- Location of Murree Tehsil
- Country: Pakistan
- Region: Punjab
- District: Murree District
- Capital: Murree
- Towns: 1
- Union councils: 15

Population (2017)
- • Total: 233,471
- Time zone: UTC+5 (PKT)

= Murree Tehsil =

Murree Tehsil (تحصیل مری) is one of the two Tehsils (i.e. sub-divisions) of Murree District in the Punjab province of Pakistan.

Murree Tehsil is located in the northernmost part of Punjab province where it borders Khyber Pakhtunkhwa. The hill resort city of Murree is the capital city of this area.

==Administration==

Map showing Administrative subdivisions of Murree Tehsil.
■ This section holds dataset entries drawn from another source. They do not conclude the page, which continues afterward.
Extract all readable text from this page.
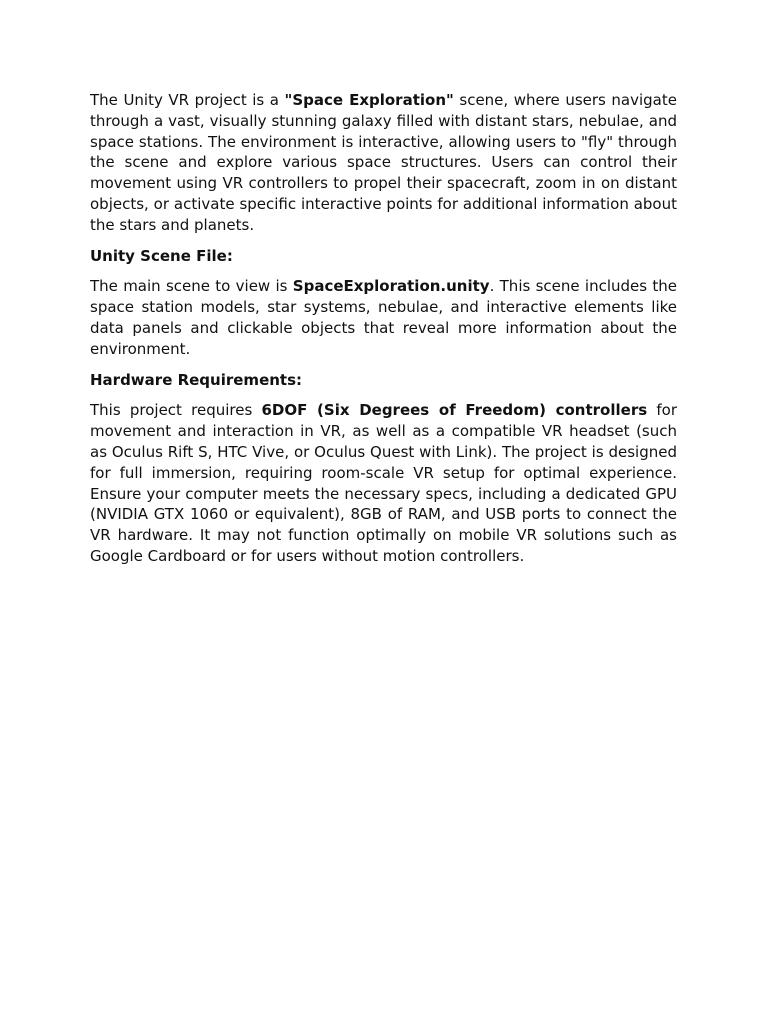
The Unity VR project is a "Space Exploration" scene, where users navigate through a vast, visually stunning galaxy filled with distant stars, nebulae, and space stations. The environment is interactive, allowing users to "fly" through the scene and explore various space structures. Users can control their movement using VR controllers to propel their spacecraft, zoom in on distant objects, or activate specific interactive points for additional information about the stars and planets.

Unity Scene File:

The main scene to view is SpaceExploration.unity. This scene includes the space station models, star systems, nebulae, and interactive elements like data panels and clickable objects that reveal more information about the environment.

Hardware Requirements:

This project requires 6DOF (Six Degrees of Freedom) controllers for movement and interaction in VR, as well as a compatible VR headset (such as Oculus Rift S, HTC Vive, or Oculus Quest with Link). The project is designed for full immersion, requiring room-scale VR setup for optimal experience. Ensure your computer meets the necessary specs, including a dedicated GPU (NVIDIA GTX 1060 or equivalent), 8GB of RAM, and USB ports to connect the VR hardware. It may not function optimally on mobile VR solutions such as Google Cardboard or for users without motion controllers.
Murree Tehsil is divided into 15 Union Councils. These are:

| UC | Name of Union |
|---|---|
| Uc-49 | Murree Urban |
| Uc-51 | Dewal |
| Uc-52 | Phagwari |
| Uc-53 | Potha Sharif |
| Uc-54 | Ghel |
| Uc-55 | Rawat |
| Uc-56 | Sehr Bagla |
| Uc-57 | Darya Gali |
| Uc-58 | Gora Gali |
| Uc-59 | Namble |
| Uc-60 | Mussiari |
| Uc-61 | Angoori |
| Uc-62 | Tret |
| Uc-63 | Charhan |
| Uc-64 | Ban BHUMROTE SAYDAN |

Note: The UC prefix is used for administration purposes as Rawalpindi District has a total of 90 Union Councils.

==2005 earthquake==
During the earthquake of 2005, 40% of houses in Murree tehsil were damaged or destroyed.

== Demographics ==

According to population census of 2017 Murree has a population of 233,017.